Lands, Agriculture, Fisheries, Water and Rural Resettlement Deputy Minister Vangelis Haritatos said some markets are not willing to take Zimbabwean beef because of sanctions.
“Some financial institutions are looking at Zimbabwe as a red zone and thus not willing to deal with the country. A lot of people, not necessarily Government, are involved in producing beef but the markets are not willing to take Zimbabwean beef because of the challenges that have come through sanctions,” he said.
Deputy Minister Haritatos said sanctions are hurting ordinary Zimbabweans and urged the private sector to complement Government in calling for their unconditional removal.
“It is our plea that we put our differences aside so that these sanctions should be dropped unconditionally. No private player in the beef industry can go into the international market outside Africa and be easily accepted because of the sanctions that were imposed on us,” he said.

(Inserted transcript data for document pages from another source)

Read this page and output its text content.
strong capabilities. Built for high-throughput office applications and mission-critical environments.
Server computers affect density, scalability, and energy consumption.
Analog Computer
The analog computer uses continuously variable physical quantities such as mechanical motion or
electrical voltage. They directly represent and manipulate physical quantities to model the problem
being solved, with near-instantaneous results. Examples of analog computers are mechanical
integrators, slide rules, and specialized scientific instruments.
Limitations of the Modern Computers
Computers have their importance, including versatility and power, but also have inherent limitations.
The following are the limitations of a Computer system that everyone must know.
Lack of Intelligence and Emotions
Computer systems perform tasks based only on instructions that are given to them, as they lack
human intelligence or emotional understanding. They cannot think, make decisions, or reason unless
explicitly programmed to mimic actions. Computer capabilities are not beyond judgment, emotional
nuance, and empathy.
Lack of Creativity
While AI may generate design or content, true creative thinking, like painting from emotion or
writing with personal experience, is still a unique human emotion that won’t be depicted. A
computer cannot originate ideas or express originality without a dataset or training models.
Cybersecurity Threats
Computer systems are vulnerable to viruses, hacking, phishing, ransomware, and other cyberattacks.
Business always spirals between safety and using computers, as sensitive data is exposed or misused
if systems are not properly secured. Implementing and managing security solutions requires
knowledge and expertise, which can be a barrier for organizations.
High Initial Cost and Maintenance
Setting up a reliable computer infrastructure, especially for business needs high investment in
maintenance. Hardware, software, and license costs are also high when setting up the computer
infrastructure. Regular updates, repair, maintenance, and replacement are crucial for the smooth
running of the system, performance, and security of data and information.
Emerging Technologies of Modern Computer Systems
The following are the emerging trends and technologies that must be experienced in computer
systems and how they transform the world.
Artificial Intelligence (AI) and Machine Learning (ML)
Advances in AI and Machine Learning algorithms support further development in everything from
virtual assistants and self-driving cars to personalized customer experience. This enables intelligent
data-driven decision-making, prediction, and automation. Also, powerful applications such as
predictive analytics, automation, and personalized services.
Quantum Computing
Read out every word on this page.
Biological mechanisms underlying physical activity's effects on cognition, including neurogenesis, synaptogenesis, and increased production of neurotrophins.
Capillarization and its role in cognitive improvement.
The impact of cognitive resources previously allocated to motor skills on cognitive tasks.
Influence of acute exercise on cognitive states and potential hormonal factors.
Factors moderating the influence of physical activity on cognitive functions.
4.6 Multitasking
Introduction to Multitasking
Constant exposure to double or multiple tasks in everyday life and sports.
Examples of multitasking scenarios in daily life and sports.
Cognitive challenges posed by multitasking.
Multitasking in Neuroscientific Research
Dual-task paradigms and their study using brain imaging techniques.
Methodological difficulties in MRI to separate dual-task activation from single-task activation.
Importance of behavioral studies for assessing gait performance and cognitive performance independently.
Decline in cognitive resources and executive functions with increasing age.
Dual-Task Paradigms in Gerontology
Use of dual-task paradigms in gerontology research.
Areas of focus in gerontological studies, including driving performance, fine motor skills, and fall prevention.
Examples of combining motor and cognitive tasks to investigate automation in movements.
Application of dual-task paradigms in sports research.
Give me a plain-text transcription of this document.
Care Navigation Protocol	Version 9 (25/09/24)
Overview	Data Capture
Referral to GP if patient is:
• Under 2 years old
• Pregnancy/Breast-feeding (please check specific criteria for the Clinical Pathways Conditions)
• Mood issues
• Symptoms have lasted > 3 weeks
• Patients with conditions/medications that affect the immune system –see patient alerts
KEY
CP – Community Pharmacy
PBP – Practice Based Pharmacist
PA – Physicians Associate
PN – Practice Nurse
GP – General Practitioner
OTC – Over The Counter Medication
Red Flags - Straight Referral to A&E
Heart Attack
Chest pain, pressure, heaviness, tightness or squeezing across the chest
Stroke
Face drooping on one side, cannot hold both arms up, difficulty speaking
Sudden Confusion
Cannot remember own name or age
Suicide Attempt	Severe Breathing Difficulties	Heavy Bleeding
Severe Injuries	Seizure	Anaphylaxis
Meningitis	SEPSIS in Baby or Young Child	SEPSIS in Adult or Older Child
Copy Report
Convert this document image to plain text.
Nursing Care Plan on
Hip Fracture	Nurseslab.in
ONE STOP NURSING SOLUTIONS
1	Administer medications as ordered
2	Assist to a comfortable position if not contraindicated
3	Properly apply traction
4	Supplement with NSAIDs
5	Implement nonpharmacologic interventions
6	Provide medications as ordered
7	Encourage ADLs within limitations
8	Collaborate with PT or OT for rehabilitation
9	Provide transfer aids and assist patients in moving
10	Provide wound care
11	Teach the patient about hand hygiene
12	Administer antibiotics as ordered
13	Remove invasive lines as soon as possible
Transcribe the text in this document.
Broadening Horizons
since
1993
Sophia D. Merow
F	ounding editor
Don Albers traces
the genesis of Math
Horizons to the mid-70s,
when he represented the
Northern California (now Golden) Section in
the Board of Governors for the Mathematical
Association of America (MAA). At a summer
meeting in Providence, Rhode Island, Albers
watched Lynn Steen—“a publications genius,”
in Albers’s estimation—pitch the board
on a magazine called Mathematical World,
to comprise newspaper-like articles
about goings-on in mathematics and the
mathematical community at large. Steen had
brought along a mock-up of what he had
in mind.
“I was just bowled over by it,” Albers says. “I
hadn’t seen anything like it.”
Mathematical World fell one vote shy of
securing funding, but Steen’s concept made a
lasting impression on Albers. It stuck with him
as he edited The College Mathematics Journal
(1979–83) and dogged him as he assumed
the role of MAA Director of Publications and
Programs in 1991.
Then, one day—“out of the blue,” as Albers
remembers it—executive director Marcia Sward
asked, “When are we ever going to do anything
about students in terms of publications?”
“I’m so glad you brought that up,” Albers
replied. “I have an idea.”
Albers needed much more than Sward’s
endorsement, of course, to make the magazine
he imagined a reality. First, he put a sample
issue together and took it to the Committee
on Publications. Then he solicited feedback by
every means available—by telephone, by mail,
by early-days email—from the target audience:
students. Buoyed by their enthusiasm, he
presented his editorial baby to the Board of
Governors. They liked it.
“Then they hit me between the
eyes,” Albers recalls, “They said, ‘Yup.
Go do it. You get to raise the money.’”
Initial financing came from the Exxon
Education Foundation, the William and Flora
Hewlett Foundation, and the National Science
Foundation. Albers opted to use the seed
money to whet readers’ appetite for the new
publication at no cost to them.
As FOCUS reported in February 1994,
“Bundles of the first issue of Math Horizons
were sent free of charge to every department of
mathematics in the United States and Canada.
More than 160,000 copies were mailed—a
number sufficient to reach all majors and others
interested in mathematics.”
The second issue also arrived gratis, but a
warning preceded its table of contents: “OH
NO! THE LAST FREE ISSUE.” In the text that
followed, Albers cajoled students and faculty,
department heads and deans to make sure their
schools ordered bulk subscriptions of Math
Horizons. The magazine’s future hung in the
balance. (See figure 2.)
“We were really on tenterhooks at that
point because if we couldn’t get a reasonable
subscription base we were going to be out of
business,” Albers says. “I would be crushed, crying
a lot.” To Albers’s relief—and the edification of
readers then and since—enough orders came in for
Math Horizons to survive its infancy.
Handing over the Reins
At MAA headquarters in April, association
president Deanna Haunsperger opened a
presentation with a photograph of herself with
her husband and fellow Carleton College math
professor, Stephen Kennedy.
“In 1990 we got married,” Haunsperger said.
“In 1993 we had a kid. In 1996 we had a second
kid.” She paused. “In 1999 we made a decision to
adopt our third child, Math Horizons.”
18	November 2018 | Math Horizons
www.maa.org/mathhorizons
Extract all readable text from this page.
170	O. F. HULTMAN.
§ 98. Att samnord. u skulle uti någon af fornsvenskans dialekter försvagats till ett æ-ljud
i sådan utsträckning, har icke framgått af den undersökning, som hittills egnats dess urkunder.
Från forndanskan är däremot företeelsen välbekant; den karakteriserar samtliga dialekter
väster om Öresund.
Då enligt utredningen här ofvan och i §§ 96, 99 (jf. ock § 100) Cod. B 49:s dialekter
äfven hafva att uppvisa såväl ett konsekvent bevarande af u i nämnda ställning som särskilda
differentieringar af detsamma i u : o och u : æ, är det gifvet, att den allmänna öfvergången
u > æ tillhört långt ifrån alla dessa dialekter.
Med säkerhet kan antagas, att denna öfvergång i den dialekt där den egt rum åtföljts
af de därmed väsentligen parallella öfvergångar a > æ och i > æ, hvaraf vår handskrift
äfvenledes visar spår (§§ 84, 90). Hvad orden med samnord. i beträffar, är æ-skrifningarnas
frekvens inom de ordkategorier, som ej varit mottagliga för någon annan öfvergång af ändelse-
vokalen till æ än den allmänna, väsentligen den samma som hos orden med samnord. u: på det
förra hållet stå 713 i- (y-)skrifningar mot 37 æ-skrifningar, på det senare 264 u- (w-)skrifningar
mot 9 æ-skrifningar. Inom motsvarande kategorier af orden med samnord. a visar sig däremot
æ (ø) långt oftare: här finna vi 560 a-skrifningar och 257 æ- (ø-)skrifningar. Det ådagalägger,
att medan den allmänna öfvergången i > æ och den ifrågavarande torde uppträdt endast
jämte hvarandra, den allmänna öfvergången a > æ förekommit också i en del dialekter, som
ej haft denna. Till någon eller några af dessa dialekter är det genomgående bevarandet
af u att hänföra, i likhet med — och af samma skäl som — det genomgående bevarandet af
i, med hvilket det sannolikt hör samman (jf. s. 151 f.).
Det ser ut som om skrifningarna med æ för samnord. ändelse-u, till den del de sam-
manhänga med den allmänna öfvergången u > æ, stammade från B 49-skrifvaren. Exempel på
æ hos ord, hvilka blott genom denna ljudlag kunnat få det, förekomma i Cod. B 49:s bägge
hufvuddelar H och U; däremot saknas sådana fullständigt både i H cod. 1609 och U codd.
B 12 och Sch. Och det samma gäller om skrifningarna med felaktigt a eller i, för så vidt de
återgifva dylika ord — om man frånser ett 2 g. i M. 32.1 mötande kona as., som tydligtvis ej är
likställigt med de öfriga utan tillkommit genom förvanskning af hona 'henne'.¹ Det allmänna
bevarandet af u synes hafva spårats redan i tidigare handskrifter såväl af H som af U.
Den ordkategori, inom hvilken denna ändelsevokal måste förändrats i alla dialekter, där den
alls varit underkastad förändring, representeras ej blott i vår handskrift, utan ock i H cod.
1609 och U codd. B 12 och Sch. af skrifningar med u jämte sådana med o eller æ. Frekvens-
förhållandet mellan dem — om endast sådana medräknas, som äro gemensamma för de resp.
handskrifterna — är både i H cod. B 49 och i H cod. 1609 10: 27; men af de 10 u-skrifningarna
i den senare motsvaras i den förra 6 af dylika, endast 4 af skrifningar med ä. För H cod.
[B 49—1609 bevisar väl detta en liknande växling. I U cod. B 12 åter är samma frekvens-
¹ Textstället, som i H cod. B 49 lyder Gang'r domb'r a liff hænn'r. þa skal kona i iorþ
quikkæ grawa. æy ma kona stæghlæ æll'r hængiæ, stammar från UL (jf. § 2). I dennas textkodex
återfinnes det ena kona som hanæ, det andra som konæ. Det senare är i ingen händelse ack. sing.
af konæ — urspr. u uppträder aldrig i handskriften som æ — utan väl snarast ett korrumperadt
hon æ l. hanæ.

“We, therefore, need joint efforts between Government and private sector to address these issues around sanctions.
There has to be a holistic approach to overcome sanctions so that we make the international community see that Zimbabwe is not the Zimbabwe that used to be. The Government under the Second Republic has really opened up for business to everyone.”
Deputy Minister Haritatos
The deputy minister said as part of efforts to mitigate against the effects of sanctions, Government has introduced several programmes.
“We have programmes such as Presidential Heifer Scheme and just recently, the President launched the pigs’ scheme and women are driving this programme quite well and there is great success. We foresee more exciting programmes coming in because under Livestock Recovery Plan, we need to increase the number of the national herd, not only looking at quantity, but the quality as well,” he said.
“We are also targeting genetics, dipping regime and increasing our herd book. Right now, the number of bulls that we have in our herd book are very few. We also have artificial insemination programmes and we have partnered with institutions like Chinhoyi University of Technology.”